However, a rumoured plan could see a new ground management approach taken and long-serving member and current chairperson of the Thomson Street Sporting Complex Management Committee, Roger Walker, can’t understand the need to change anything.
For more than 20 years a group of local Sussex Inlet residents, from the work for the dole program, had helped maintain the complex, along with a paid curator.
Mr Walker wants this arrangement to be kept.
“They do a great job and it’s not because they have to. They take pride in their work and want the facility to be good because it is used by their families,” he said.
Mr Walker described the curator and his team of workers as “dedicated”.
“They even whipper-snip underneath and around the benches.

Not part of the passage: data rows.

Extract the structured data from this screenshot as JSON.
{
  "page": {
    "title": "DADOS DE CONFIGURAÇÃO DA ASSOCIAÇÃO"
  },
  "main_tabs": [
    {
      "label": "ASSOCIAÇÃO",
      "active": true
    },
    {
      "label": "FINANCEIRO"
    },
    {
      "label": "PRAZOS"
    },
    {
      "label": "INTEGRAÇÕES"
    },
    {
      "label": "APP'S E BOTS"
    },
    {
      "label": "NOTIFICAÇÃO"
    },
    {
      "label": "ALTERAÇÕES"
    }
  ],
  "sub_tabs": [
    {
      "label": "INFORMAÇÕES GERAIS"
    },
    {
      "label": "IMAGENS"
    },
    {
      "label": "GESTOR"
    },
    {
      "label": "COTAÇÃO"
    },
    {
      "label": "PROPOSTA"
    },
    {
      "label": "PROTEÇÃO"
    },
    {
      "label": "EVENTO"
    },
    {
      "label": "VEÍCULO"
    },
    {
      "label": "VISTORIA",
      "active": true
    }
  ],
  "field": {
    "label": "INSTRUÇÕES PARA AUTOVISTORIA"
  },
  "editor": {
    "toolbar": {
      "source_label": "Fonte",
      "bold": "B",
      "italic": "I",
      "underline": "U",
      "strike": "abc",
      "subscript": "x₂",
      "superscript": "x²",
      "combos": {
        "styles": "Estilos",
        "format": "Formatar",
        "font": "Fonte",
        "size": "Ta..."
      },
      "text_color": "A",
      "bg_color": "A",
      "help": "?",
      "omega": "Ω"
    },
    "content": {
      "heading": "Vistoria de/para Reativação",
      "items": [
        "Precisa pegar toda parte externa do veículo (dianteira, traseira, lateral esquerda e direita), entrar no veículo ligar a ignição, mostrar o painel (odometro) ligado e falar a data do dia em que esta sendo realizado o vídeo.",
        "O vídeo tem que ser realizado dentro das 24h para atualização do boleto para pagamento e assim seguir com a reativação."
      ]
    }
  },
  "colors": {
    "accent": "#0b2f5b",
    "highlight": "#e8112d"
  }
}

At some grounds they poison areas that can’t be reached by a mower,” Mr Walker said.
He said the current system had saved Shoalhaven City Council a lot of money as the caretakers only get $24,000 to look after the complex.

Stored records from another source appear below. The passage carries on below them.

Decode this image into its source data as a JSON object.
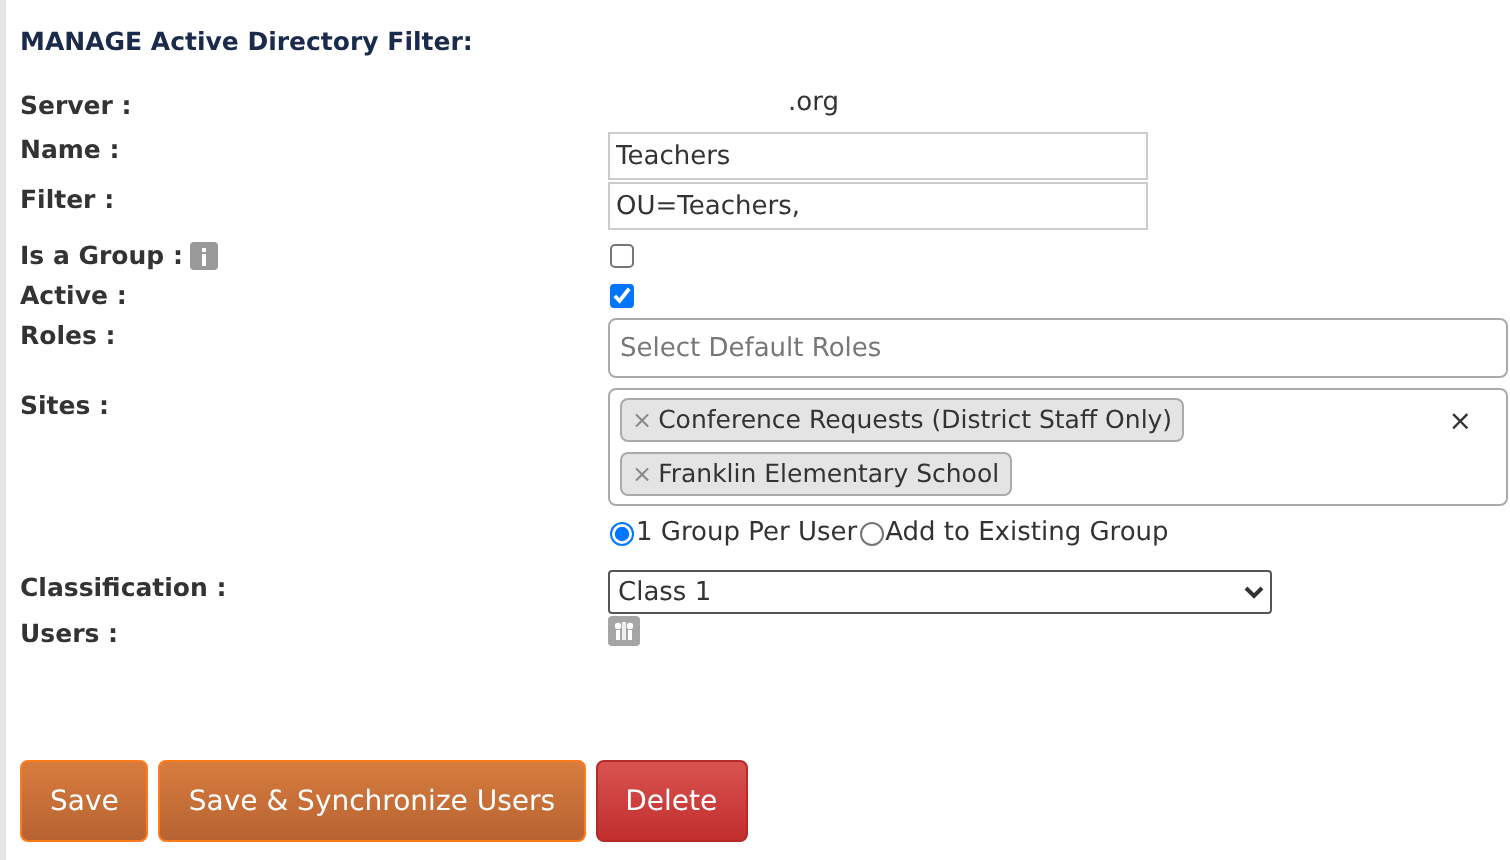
{
  "title": "MANAGE Active Directory Filter:",
  "server": {
    "label": "Server :",
    "value": ".org"
  },
  "name": {
    "label": "Name :",
    "value": "Teachers"
  },
  "filter": {
    "label": "Filter :",
    "value": "OU=Teachers,"
  },
  "is_group": {
    "label": "Is a Group :",
    "checked": false
  },
  "active": {
    "label": "Active :",
    "checked": true
  },
  "roles": {
    "label": "Roles :",
    "placeholder": "Select Default Roles"
  },
  "sites": {
    "label": "Sites :",
    "clear": "×",
    "tags": [
      {
        "remove": "×",
        "text": "Conference Requests (District Staff Only)"
      },
      {
        "remove": "×",
        "text": "Franklin Elementary School"
      }
    ]
  },
  "group_mode": [
    {
      "label": "1 Group Per User",
      "selected": true
    },
    {
      "label": "Add to Existing Group",
      "selected": false
    }
  ],
  "classification": {
    "label": "Classification :",
    "value": "Class 1"
  },
  "users": {
    "label": "Users :"
  },
  "buttons": [
    {
      "kind": "primary",
      "label": "Save"
    },
    {
      "kind": "primary",
      "label": "Save & Synchronize Users"
    },
    {
      "kind": "danger",
      "label": "Delete"
    }
  ]
}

The work for the dole team has to do some community work to receive their unemployment benefits and Mr Walker said their options in Sussex Inlet were limited.
“Some of these people are over 60 years of age and when you reach that age it’s hard to get a job,” he said.

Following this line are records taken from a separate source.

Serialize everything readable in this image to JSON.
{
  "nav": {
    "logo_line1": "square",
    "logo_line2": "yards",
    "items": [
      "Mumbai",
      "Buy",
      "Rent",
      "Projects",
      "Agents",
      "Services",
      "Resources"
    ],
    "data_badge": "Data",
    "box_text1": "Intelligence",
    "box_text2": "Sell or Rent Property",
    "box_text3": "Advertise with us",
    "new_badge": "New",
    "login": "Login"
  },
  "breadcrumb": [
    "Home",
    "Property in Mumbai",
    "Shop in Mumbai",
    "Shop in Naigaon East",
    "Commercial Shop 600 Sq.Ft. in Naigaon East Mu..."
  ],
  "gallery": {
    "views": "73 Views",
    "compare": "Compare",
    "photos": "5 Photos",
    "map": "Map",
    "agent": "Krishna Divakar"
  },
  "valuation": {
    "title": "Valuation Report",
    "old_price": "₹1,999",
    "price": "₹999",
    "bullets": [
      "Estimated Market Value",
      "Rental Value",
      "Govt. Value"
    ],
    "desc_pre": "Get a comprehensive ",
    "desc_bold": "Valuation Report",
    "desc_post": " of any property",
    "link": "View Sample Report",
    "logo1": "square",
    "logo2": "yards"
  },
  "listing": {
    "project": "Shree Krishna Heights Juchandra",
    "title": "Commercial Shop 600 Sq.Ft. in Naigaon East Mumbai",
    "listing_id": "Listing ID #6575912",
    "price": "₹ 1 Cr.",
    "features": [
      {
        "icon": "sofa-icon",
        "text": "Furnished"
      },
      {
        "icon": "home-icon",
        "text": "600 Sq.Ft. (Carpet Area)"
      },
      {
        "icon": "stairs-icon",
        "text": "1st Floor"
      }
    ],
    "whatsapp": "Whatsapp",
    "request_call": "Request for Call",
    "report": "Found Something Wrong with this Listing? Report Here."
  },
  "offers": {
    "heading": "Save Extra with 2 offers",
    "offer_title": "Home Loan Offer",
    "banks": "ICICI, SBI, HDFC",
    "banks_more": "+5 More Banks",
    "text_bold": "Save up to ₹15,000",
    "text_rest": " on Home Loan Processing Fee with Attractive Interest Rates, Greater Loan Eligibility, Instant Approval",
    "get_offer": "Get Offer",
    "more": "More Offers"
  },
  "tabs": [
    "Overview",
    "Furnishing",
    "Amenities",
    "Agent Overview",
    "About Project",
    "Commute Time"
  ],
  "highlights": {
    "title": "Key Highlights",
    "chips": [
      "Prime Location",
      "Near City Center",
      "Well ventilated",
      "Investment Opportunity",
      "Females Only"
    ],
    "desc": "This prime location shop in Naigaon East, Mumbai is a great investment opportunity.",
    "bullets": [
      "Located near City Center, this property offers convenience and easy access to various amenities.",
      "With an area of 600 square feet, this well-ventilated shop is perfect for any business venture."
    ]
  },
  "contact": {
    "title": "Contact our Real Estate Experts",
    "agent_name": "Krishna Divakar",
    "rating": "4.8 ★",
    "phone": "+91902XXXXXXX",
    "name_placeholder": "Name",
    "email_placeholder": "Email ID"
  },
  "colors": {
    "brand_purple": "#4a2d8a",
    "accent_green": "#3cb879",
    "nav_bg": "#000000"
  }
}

Mr Walker said many people involved in sport in the Shoalhaven would say Thomson Street was one of the best maintained sports facilities in the region.
He has been busy on the phone, trying to find information and answers.
He heard council wanted to get Corrective Services involved in maintaining the ground.
Mr Walker and the rest of the management committee want to sit down with council and discuss the issue.
No decision on the ground’s future upkeep has been made.